Remis le 5 novembre à la ministre des Affaires sociales et de la Santé et à la secrétaire d’Etat chargée des droits des femmes, le – court – rapport sur la définition d’un protocole national pour l’amélioration de la prévention et de la prise en charge des femmes victimes de violences(1) doit permettre de préparer la mise en œuvre de l’une des mesures phares du quatrième plan interministériel de prévention et de lutte contre les violences faites aux femmes, présenté il y a un an(2). « L’objectif de ce protocole est de créer un parcours continu pour les victimes de ces violences en encourageant la mise en réseau des professionnels chargés de les accompagner et en simplifiant leur prise en charge », expliquent Marisol Touraine et Pascale Boistard dans un communiqué, précisant qu’elles allaient étudier les propositions du rapport « pour présenter des mesures volontaristes le 25 novembre, journée internationale pour l’élimination des violences faites aux femmes ».
Sans « minimiser » l’étape de la plainte ni « l’intervention des forces de la puissance publique », les propositions formulées dans le rapport essaient « de contribuer à déplacer le curseur pour donner une plus grande place et, ce faisant, une plus grande responsabilité aux acteurs de santé et d’accompagnement social, pour privilégier le “prendre soin”, qui inclut la bienveillance, la protection, l’accompagnement des femmes victimes de violence », rappellent en introduction les trois membres de la mission, Marie Fontanel, directrice générale adjointe de l’agence régionale de santé (ARS) d’Alsace, Patrick Pelloux, médecin urgentiste au SAMU de Paris, et Annie Soussy, cheffe de l’unité médico-judiciaire du centre hospitalier intercommunal de Créteil (Val-de-Marne). S’ils se sont inspirés d’expériences de terrain, ces derniers n’ont cependant pas souhaité « identifier une organisation idéale et unique qu’il serait vain de vouloir répliquer en tous points du territoire ». Ils ont en revanche « essayé d’identifier les prérequis et les passages obligés pour que chaque mode d’organisation […] garantisse aux femmes victimes de violences un parcours de prise en charge facilité, plus précoce, sans rupture, pluridisciplinaire et coordonné ».
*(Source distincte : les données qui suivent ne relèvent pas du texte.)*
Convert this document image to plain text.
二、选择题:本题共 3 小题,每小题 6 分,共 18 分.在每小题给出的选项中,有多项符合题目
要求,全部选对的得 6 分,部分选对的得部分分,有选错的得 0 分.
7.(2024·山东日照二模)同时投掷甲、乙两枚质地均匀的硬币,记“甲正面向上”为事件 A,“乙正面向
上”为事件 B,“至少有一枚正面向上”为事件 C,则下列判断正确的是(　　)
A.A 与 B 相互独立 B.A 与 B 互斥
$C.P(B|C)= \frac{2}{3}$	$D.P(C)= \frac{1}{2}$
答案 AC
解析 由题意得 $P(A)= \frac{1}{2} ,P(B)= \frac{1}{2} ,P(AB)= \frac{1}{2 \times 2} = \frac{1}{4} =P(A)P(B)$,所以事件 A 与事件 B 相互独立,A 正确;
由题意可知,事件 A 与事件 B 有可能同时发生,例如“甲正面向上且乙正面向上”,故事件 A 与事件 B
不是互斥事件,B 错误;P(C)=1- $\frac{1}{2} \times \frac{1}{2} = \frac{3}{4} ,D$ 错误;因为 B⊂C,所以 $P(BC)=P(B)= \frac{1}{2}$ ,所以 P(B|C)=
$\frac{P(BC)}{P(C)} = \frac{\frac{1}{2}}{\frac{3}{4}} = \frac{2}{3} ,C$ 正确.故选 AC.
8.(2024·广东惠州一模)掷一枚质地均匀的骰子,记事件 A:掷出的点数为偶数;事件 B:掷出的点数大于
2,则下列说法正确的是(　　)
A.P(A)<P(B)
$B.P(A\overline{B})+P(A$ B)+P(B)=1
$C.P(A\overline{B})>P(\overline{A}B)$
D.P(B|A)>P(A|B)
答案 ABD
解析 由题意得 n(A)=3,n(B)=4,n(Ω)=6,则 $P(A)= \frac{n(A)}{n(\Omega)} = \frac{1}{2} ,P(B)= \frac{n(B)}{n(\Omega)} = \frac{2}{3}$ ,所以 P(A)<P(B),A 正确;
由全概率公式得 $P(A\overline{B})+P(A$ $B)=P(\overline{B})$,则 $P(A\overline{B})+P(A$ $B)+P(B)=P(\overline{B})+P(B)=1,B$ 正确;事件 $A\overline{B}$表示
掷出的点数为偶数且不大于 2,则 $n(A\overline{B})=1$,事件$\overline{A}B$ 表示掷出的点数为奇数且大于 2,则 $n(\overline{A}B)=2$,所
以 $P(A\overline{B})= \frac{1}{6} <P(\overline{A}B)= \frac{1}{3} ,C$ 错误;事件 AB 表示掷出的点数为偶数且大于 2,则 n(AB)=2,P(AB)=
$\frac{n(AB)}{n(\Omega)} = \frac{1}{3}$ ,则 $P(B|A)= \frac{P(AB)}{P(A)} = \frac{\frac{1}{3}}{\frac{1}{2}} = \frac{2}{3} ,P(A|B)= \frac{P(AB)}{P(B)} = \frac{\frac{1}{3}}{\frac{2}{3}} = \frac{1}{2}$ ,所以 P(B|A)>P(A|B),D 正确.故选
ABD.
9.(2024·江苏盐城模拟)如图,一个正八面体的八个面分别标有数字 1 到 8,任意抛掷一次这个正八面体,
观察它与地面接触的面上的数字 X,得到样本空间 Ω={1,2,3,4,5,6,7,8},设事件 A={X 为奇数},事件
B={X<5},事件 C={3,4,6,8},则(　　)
En premier lieu, l’objet de l’élaboration d’un protocole local est « d’identifier formellement les ressources et le rôle de chacun et de rendre lisibles les choix d’organisation du parcours de prise en charge sur un territoire ». Ce document doit donc recenser les acteurs, services et/ou institutions qu’un professionnel de santé ou un travailleur social de première ligne pourra « rapidement » identifier. Il doit par ailleurs permettre de définir quelle orientation choisir pour une femme victime de violences, en distinguant les prises en charge en « situation aiguë » (une femme se présentant en urgence pour une prise en charge de violences physiques évidentes ou de viol, que ces violences soient le fruit d’actions répétées ou inédites) ou en « situation chronique » (une femme victime de violences régulières se présentant à un professionnel de santé en dehors d’une phase d’urgence). Le rapport prévoit, pour chacune de ces situations, trois niveaux de recours : de « repérage et de prise en charge », d’évaluation médico-légale et de suivi. Le protocole doit par ailleurs « s’attacher à proposer une formation et des outils destinés à favoriser le repérage des violences et une meilleure prise en charge ».
Autre dimension à prendre en compte : simplifier la prise en charge des femmes et leur garantir un suivi systématique, en privilégiant « autant que possible l’unité de lieu de prise en charge » – plusieurs expériences locales organisent, par exemple, le déplacement des policiers dans les lieux de soins –, en facilitant les constats qui pourront servir de preuves judiciaires « dès l’intervention de première ligne » (photos, généralisation des certificats médicaux, des kits de prélèvement en cas de viol…) et en se préoccupant du suivi médical, social et psychologique des femmes victimes de violences.
S’agissant de l’élaboration du protocole et de son déploiement, la mission propose deux options : la première est de confier cette responsabilité aux ARS, une solution jugée « intéressante en ce qu’elle est cohérente avec l’affirmation que la santé des femmes victimes de violences est une priorité de santé publique », mais avec un bémol qui est que, « sur le terrain, et sous réserve d’une instruction interministérielle conjointe des ministres de la Santé, de la Justice et de l’Intérieur, il n’est pas acquis que la légitimité des ARS suffise à emporter l’adhésion des services de police et de justice ». La deuxième option consiste à placer ce pilotage à un niveau interministériel, en s’inspirant par exemple des Codamups (comité de l’aide médicale urgente, de la permanence des soins et des transports sanitaires), qui dépendent conjointement des préfets et des directeurs généraux d’ARS. « Dans tous les cas, le rôle du réseau départemental des chargés de mission des droits des femmes […] est incontournable dans la préparation du protocole », insistent enfin les trois membres de la mission.